This study systematically summarizes the current biomarker framework for predicting the efficacy of immune checkpoint inhibitors, providing critical theoretical support for designing more precise tumor immunotherapy strategies and optimizing clinical patient stratification.
Literature Overview
The article 'Navigating Established and Emerging Biomarkers for Immune Checkpoint Inhibitor Therapy,' published in the journal Cancer Cell, systematically explores the clinical utility and mechanistic basis of both approved and emerging biomarkers in immune checkpoint inhibitor (ICI) therapy. The review traces the development of biomarkers from PD-L1 expression and tumor mutational burden (TMB) to microsatellite instability (MSI) and neoantigens, and critically evaluates their strengths and limitations in predicting ICI response. It further analyzes the impact of multilayered factors such as the tumor microenvironment, T cell states, and gene expression profiles on treatment outcomes, proposing a multidimensional integrative model to enhance predictive accuracy.Background Knowledge
1. The cancer challenge addressed by this study is that, although immune checkpoint inhibitors have significantly improved outcomes for patients with various cancers, only a minority achieve durable responses, highlighting an urgent need for reliable biomarkers to guide precision therapy. The current lack of universal predictive tools leads to overtreatment and resource waste.
2. The research bottlenecks for targets such as CTLA-4 and PD-1 include the high spatial and temporal heterogeneity affecting single biomarkers like PD-L1 expression, inconsistent TMB thresholds across tumor types, and the inability of these markers to reflect dynamic changes in the immune microenvironment. Additionally, primary or acquired resistance mechanisms are complex, involving defects in antigen presentation, T cell exhaustion, and immunosuppressive microenvironments.
3. The study's conceptual innovation lies in integrating genomic, transcriptomic, and microenvironmental features, proposing emerging biomarkers such as clonal TMB, tissue-resident memory (TRM) T cells, IFNγ gene signatures, and tertiary lymphoid structures (TLS) as potential complements to traditional biomarkers. By dissecting key nodes in the cancer-immunity cycle, it provides a theoretical foundation for developing more predictive composite models.
Research Methods and Experiments
The authors employed a systematic literature review approach, integrating extensive data from clinical trials, cohort studies, and mechanistic investigations. They validated findings using public cohorts such as TCGA and IMvigor, and incorporated single-cell RNA sequencing (scRNA-seq) to analyze heterogeneity within the tumor microenvironment.

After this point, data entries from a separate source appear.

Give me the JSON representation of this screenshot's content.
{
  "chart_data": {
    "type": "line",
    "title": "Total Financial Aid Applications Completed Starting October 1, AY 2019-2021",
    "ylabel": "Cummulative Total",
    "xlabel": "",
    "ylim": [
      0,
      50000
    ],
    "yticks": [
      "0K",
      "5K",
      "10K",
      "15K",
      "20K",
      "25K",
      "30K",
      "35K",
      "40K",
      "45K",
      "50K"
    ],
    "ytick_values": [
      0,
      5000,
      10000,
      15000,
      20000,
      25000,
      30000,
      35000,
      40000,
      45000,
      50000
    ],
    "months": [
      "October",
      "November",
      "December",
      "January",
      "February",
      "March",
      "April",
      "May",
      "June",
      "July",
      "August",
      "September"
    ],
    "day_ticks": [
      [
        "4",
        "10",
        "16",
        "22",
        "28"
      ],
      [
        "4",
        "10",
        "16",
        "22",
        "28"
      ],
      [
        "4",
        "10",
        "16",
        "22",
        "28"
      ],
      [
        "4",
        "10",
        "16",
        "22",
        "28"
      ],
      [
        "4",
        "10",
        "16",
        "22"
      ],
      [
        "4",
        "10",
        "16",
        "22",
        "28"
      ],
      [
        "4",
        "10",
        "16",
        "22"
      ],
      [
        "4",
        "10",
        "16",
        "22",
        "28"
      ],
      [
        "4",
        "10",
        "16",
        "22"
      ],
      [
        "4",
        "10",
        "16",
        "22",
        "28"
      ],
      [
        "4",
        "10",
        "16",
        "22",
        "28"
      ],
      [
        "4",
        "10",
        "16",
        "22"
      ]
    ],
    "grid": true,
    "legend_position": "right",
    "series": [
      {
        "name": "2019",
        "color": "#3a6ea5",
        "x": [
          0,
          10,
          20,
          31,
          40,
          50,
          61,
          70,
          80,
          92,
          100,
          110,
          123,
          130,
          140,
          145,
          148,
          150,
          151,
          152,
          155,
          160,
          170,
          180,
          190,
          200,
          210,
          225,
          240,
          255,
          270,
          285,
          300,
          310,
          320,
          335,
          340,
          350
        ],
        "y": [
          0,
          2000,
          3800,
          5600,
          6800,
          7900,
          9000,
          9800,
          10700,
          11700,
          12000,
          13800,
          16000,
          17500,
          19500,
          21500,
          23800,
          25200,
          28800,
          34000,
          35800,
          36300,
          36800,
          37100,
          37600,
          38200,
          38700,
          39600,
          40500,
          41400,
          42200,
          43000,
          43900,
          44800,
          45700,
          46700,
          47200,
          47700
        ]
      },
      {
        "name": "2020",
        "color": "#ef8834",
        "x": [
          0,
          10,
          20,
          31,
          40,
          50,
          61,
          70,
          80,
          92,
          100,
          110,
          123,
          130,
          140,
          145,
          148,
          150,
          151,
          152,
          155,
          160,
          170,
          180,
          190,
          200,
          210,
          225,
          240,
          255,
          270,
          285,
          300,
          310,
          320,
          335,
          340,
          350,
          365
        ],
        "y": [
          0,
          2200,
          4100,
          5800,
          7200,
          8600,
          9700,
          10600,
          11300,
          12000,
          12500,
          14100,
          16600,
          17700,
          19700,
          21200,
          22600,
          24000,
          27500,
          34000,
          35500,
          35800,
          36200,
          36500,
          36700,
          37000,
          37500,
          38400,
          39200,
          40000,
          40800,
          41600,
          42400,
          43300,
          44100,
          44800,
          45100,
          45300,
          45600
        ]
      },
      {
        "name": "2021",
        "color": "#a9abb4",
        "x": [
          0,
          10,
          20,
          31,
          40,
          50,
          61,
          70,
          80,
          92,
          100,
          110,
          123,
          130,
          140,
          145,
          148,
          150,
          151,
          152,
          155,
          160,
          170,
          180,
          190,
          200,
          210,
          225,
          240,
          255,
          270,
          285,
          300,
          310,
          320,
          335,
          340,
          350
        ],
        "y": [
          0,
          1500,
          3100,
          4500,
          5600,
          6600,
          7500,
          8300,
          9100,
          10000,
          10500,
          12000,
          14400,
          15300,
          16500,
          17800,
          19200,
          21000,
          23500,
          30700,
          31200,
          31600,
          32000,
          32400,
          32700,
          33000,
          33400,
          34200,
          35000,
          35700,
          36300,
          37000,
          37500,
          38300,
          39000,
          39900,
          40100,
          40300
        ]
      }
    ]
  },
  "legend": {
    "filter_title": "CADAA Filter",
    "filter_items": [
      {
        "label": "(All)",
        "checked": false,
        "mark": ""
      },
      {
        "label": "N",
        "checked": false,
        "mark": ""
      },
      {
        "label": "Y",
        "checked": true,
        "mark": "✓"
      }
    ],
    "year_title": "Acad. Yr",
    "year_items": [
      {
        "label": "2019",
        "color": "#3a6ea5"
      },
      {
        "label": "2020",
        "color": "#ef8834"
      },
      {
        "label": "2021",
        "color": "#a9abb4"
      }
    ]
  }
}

By comparing tumor mutational burden, PD-L1 expression levels, tumor-infiltrating lymphocyte (TIL) density, and specific gene mutation statuses between responders and non-responders, the study identified key predictive factors. Additionally, gene set enrichment analysis (GSEA) was used to uncover signaling pathways associated with ICI response, such as activation of the IFNγ pathway and suppression of the TGFβ pathway.Key Conclusions and Perspectives
Research Significance and Prospects
This study emphasizes the transition from single biomarkers to multidimensional integrative models, combining genomic features, immune microenvironment status, and T cell functional phenotypes to more accurately identify patients who will benefit from ICI therapy. This shift will advance personalized cancer immunotherapy and reduce unnecessary treatment exposure.
In drug development, these emerging biomarkers can inform enrichment strategies in early clinical trials, improving success rates. For instance, in tumors with low TLS or silent IFNγ signatures, combination therapies with STING agonists or TGFβ inhibitors could be explored.
For clinical monitoring, dynamic tracking of ctDNA changes combined with TMB and immune gene profiles may enable real-time assessment of treatment response and early detection of resistance. Furthermore, the application of scRNA-seq will deepen our understanding of T cell differentiation trajectories, aiding in the development of therapies targeting 'stem-like' T cells.
Conclusion
This study comprehensively reviews the evolution of biomarkers in immune checkpoint inhibitor therapy, from conventional markers like PD-L1 and TMB to emerging indicators such as microenvironmental features and T cell states, establishing a multilayered predictive framework. Its core contribution lies in highlighting the limitations of single biomarkers and advocating for the integration of genomic, transcriptomic, and immunophenotypic information to improve predictive accuracy. This paradigm holds foundational significance for cancer care: it can optimize current ICI treatment strategies to avoid ineffective therapies, while also providing mechanistic rationale for designing novel combination therapies. In the future, clinical decision-support systems based on such integrated models may become standard, ushering tumor immunotherapy into a true era of precision medicine. The key to translating laboratory discoveries into clinical practice lies in establishing standardized testing protocols and prospectively validating the utility of composite models in clinical cohorts.